Wednesday, 2 March 2011

Review: Trent Miniatures' "Lombardy Legion Hussars"

Guidon bearer from Trent LL09
After a few months of indecision, I recently decided to take the plunge and buy a few sample packs of Trent Miniatures' late C18 figures.  Trent offers a strange selection of Revolutionary War types with none of the armies being completed.   For example they have Austrian Dragoons (nice figures) with no command.  For those of us creating fictitious formations this is not so much of a problem (I have spare command types around) but if you are depicting an historical unit - it is a real turn-off!
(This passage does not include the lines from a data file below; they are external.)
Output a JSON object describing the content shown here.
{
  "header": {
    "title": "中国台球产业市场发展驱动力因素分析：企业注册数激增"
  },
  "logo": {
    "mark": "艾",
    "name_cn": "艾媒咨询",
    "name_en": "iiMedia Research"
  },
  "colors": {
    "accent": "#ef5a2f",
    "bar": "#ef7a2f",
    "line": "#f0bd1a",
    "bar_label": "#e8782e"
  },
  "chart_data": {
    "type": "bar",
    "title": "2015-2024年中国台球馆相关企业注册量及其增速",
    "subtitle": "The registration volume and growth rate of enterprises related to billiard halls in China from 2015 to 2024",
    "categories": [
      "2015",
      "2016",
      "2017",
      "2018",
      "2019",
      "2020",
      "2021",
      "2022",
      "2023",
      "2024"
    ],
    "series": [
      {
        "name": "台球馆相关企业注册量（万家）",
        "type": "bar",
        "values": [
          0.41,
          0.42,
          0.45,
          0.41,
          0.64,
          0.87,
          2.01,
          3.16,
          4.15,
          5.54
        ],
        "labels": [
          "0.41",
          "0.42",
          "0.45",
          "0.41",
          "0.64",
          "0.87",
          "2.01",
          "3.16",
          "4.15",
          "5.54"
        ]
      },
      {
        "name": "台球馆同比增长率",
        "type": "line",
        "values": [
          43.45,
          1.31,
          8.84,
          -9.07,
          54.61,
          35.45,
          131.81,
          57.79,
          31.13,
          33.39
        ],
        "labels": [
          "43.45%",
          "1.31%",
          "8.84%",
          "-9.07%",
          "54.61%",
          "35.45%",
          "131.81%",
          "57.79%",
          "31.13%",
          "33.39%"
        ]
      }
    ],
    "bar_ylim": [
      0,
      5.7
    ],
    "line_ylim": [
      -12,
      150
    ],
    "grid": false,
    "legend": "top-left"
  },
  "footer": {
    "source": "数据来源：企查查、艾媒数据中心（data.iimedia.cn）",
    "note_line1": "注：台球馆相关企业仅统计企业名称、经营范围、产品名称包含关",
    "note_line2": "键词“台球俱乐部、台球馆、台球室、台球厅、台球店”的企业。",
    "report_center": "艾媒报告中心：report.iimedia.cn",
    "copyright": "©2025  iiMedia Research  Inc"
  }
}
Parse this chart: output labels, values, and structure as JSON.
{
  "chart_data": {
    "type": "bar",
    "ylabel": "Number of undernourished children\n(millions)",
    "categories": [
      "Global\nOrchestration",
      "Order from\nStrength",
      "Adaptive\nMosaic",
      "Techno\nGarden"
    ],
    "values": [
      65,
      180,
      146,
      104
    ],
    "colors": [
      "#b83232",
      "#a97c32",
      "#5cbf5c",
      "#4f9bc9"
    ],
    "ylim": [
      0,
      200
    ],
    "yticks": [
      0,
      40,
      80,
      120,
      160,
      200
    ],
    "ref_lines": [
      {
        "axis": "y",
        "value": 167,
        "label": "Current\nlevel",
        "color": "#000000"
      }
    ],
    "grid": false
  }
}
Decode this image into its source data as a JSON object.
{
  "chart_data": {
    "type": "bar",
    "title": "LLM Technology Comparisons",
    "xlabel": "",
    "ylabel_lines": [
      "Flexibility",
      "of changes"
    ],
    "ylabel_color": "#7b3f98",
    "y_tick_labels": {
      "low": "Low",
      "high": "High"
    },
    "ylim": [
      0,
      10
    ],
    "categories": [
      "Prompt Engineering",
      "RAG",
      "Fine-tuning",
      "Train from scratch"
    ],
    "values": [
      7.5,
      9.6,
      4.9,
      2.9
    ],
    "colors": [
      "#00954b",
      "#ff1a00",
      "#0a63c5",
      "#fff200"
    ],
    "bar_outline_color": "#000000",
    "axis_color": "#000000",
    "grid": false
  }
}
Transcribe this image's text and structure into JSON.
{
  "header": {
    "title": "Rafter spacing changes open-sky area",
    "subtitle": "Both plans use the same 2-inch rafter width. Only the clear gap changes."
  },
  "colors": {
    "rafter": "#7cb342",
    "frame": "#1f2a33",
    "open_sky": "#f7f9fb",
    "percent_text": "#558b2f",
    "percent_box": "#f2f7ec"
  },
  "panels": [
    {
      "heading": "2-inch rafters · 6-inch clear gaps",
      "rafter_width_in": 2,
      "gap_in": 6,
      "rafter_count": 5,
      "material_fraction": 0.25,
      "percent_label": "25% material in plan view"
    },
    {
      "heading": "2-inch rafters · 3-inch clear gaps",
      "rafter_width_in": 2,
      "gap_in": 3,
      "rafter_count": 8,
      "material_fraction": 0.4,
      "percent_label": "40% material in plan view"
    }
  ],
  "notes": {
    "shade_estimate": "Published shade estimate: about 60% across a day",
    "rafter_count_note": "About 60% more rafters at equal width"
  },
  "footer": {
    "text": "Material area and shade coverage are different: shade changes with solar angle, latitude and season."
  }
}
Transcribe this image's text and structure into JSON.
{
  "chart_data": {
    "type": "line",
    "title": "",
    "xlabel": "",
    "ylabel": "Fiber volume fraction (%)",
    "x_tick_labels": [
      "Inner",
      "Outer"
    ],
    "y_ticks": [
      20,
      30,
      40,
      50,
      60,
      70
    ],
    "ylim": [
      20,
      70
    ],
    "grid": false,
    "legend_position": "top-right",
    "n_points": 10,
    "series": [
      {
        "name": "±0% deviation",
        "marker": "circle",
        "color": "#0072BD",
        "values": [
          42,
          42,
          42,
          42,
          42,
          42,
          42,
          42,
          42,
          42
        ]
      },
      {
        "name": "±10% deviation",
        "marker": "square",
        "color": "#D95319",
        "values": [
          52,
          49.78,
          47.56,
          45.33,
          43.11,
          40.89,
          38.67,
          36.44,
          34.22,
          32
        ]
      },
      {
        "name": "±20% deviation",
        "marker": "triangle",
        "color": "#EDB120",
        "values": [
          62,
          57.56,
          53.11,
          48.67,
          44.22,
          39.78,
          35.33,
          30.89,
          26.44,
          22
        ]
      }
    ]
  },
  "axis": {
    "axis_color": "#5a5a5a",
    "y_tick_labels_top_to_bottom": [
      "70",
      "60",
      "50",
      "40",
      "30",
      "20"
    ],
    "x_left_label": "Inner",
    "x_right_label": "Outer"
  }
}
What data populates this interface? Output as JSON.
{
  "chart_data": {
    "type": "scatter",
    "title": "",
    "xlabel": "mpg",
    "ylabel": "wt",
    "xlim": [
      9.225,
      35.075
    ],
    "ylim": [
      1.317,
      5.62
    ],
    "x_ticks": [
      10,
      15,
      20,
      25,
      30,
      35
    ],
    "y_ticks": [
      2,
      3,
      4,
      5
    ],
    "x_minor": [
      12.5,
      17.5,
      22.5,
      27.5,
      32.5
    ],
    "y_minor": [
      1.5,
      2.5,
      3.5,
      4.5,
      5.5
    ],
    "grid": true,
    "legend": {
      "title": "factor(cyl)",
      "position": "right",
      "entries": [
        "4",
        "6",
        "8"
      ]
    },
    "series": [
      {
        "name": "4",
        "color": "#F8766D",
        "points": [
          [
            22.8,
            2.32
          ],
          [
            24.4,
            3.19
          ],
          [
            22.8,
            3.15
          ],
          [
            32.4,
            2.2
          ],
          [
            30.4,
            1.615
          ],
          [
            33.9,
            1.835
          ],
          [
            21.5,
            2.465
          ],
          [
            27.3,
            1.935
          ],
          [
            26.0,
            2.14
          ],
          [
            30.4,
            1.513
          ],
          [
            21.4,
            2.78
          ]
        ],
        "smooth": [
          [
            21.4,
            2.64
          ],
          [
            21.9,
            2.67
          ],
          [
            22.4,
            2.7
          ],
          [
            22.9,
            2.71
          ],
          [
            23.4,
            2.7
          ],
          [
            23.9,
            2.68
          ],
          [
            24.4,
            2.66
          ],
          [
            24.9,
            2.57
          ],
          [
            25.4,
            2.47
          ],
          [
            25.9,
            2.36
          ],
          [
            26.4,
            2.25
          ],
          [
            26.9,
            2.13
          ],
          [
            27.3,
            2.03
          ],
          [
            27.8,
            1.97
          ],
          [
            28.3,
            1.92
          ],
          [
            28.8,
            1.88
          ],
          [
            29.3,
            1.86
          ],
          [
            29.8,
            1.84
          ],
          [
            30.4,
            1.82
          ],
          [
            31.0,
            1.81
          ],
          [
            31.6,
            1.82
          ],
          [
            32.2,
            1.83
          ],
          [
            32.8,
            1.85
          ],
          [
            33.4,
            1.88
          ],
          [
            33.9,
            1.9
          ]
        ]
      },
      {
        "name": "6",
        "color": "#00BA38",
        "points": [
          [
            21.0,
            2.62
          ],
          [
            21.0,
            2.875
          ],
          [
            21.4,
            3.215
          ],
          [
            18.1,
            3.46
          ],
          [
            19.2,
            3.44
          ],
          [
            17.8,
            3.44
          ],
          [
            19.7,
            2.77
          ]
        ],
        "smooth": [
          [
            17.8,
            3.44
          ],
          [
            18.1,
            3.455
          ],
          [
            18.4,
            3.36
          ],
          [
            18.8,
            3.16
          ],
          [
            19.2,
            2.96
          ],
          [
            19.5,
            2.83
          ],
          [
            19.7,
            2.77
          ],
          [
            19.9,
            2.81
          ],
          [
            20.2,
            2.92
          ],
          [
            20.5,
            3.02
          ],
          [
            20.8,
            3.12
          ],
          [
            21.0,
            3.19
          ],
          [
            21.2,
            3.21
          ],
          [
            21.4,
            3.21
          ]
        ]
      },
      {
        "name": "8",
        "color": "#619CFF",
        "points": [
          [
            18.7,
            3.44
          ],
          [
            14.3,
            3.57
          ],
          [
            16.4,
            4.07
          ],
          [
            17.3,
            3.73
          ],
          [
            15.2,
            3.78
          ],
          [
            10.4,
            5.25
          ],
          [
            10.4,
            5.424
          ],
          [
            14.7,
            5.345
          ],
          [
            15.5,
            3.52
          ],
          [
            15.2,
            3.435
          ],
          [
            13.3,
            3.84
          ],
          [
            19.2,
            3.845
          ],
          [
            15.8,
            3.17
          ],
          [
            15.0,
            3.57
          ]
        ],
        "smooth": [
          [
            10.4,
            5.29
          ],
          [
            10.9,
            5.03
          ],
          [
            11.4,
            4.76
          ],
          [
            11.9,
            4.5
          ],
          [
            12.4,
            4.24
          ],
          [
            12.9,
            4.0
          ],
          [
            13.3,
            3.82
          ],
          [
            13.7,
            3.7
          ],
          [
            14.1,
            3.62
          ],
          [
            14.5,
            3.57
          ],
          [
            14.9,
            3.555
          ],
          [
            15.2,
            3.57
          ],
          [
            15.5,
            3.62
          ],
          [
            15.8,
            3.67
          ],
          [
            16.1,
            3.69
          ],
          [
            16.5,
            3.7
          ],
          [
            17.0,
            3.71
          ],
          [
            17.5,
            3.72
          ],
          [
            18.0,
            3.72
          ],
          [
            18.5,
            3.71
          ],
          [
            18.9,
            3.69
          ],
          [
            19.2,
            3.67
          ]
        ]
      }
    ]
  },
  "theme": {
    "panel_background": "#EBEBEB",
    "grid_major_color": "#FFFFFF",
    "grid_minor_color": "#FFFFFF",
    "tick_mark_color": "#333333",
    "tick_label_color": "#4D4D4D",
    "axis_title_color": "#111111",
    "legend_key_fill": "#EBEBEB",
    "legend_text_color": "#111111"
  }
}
In addition Trent's different packs are of greatly varying quality.  Some have really iffy proportions (even for a 28) and others look pretty good.  The only constant in the 6 blisters I ordered was that each and every pack had at least one miscast figure!   These ranged from minor gripes such as parts that hadn't joined together properly (see trumpeter below) to some rather major problems such as an Austrian Infantryman missing a foot!  All in all this suggests some really sloppy casting and non-existent quality control.  

As I said I purchased a few packs - but I will deal with them separately as the findings are so varied!  Let's start with the Hussars.  I went for pack LL09 Lombardy Legion Hussars Command as they looked much better than the rank and file chaps.  

The Officer and his strange anatomy.
The figures are big and chunky - though not as enormous as I had been led to believe by some TMPers.  For example I see no reason why they could not be used with Front Rank troops.  As a general rule, I would say that both horses and riders are very nicely detailed.  Faces display a good deal of character and the sculptor certainly made some effort depicting the braiding on the dolman/pelisse and getting the "Hungarian knots" shown on the breeches.

The nags are cast with furniture in situ and look rather good.  It was disappointing that there was just one pose in my pack but that one pose is attractive.

Note:  One of the horses was missing most of an ear - another miscast.

When it comes to authenticity I must admit ignorance of the Lombardy Legion's particulars.  These fellows look like fairly generic mid/late C18 Hussars.  The trumpeter in early bicorne is about the only thing that may work against people wanting to use these in a later "Lace Wars" context.

Guidon bearer - character packed face!
Sadly I must now make a couple of less than positive observations.  Whilst nicely detailed these figures have a very odd - almost dwarfish - look to them.  Strangely this is far more marked when you have them in your hand!  The Guidon bearer and especially the Officer both look plain wrong!  They appear barrel-chested and without necks.  In addition, either the distance between the shoulders and backside or the length of the legs is insufficient - I am not really sure which it is.  Peculiarly, the trumpeter seems to be free of this distortion - but the rank and file Hussars (Code LL11) are afflicted to an even greater degree.  This is a real shame as these could have been a great alternative for those seeking Hussars.

Further to the sculpting problems*, I must comment upon the very high number of miscasts.  Regular readers will be aware that poor quality castings are a real bugbear of mine (see here) and these figures really annoyed me.  I purposely obtained them from a third party vendor (Ebay seller) rather than ordering directly as I wished to avoid any delays.   The gentleman was efficient and polite and they were at my door less than 36 hours after I pressed "buy it now" - so I have nothing but praise for Steve Wood's operation.  However, it really galls that Trent would supply a vendor and therefore a customer with such substandard product.

Musician with miscast trumpet.
To summarise, the level of detail is good, the subjects are interesting and the horses perfectly acceptable.  However in my opinion the figures are compromised by some bad anatomy and sloppy casting.  For my Hussars I will be going elsewhere.

Incidentally, apologies for the worn "photo booth" - I will be fabricating a replacement in the near future.

*I have passed over the freakishly large hands as the great majority of miniatures are thus afflicted.


  1. Beimbach-Schoenau *needs* an enemy -in some future at least: use these hussars -and any samples you dislike- for such 'bad guys'.

  2. Very true Mr A.

    As has been stated the main enemy is the Vile Turk but there are colonial troubles also.

    I doubt the enemies will be "modelled" by myself but perhaps I will find an opponent somewhere!

    I will not rule out conflict with my Slavic neigbours to the East either...

  3. I know why the horse is missing its ear, it was shot off by a skirmisher!

  4. Spend the money and order yourself some Prussian or Austrian hussars and horses from Frank Hammond at Minden Miniatures. They are simply the very best available and worth the extra expense: realistic, correct human and equine proportions, high quality castings that fit together easily.